Islamabad: Controversy over a knighthood for author Salman Rushdie has escalated into a full-blown diplomatic row as Iran and Pakistan summoned Britain’s ambassadors to protest, drawing a retort from London.
According to the state media, Iran summoned the British envoy to Tehran, Geoffrey Adams, who was told by the foreign ministry’s director for Europe that the honour was a “provocative act”.
In Pakistan, where both houses of parliament called on Britain to withdraw the knighthood, Britain’s high commissioner Robert Brinkley was also summoned to the foreign ministry.
Islamic hardliners in the eastern city of Lahore burned an effigy of Queen Elizabeth, while one Iranian newspaper branded her an “old crone.”
Britain in response said Brinkley had passed on London’s “deep concern” at comments by Pakistan’s religious affairs minister Ijaz-ul-Haq that honouring Rushdie justified suicide attacks.
“The British government is very clear that nothing can justify suicide bomb attacks,” a Foreign Office spokesman told AFP.
Rushdie is accused by some Muslims of blaspheming Islam in his novel “The Satanic Verses,” whose publication in 1988 triggered an international furore.
He has been living since then under the shadow of a death sentence imposed by Iran’s late supreme leader Ayatollah Ruhollah Khomeini which has never been formally revoked.
Rushie, who has just turned 60, winner of several top literary awards is not new to controversy. He was put under police protection following the Satanic Verses flare-up. His exact whereabouts now are not known, but he is believed to divide his time between London and New York.
His knighthood for services to literature, which was announced on 16 June in the queen’s traditional birthday honours list, means he can call himself Sir Salman.
The Iranian foreign ministry official, Ebrahim Rahimpour, told Adams that Britain’s “insulting, suspicious and ill-considered act is an obvious sign of Islamophobia which has terribly hurt the feelings of 1.5 billion Muslims.
“The consequences of this provocation, which has angered Muslims, will be directed at the British queen and government.” Pakistan, for its part, said that it “deplores and regrets the decision by the British government” which showed a “lack of sensitivity.”
Brinkley, the envoy in Pakistan, defended the award, saying it was “simply untrue that this knighthood is intended as an insult to Islam or the Prophet Mohammed.” Afghanistan’s insurgent Taliban condemned Britain’s action in a statement read to AFP over the telephone by spokesman Yousuf Ahmadi.
“This is a clear enmity with Islam and Muslims.
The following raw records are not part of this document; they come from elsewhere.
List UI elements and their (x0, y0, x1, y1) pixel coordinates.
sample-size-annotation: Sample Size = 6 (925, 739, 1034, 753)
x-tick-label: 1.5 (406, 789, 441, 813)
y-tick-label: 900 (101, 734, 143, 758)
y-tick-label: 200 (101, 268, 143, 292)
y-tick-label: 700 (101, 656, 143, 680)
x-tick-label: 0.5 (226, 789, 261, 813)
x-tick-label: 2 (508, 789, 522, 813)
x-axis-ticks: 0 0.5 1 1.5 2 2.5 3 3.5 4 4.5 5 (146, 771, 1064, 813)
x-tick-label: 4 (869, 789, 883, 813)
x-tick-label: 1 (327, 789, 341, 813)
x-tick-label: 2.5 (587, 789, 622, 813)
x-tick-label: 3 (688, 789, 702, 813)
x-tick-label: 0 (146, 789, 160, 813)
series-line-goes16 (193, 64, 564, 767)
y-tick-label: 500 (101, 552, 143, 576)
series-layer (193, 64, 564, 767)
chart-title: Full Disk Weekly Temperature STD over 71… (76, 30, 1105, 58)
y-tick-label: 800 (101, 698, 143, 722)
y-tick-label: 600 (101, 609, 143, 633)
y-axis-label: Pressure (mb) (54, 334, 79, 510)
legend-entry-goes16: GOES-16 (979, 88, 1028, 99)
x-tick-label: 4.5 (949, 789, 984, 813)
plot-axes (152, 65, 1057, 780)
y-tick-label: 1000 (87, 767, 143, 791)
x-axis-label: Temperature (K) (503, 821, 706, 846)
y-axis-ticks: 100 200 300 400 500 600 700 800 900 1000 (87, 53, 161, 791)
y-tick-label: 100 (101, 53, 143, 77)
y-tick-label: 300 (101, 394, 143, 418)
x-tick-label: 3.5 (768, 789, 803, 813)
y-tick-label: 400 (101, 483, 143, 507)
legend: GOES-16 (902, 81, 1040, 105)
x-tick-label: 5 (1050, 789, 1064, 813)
We ask Britain to take back what they have done and to apologise to Muslims,” he said. Thankfully, there was no reaction from the Afghan government. Meanwhile in London, Buckingham Palace declined comment, as did Rushdie’s publisher Jonathan Cape, a division of Random House.
Independent newspaper went further by commenting that “As a cultural figure, Salman Rushdie may or may not deserve his knighthood, but we would defend the government’s right to honour him, and Rushdie’s right to accept.”
The conservative Daily Mail said it did not like Rushdie’s “turgid prose,” but protested that “the inflammatory behaviour of the Pakistanis and Iranians is indefensible. They have no right to interfere in our affairs.”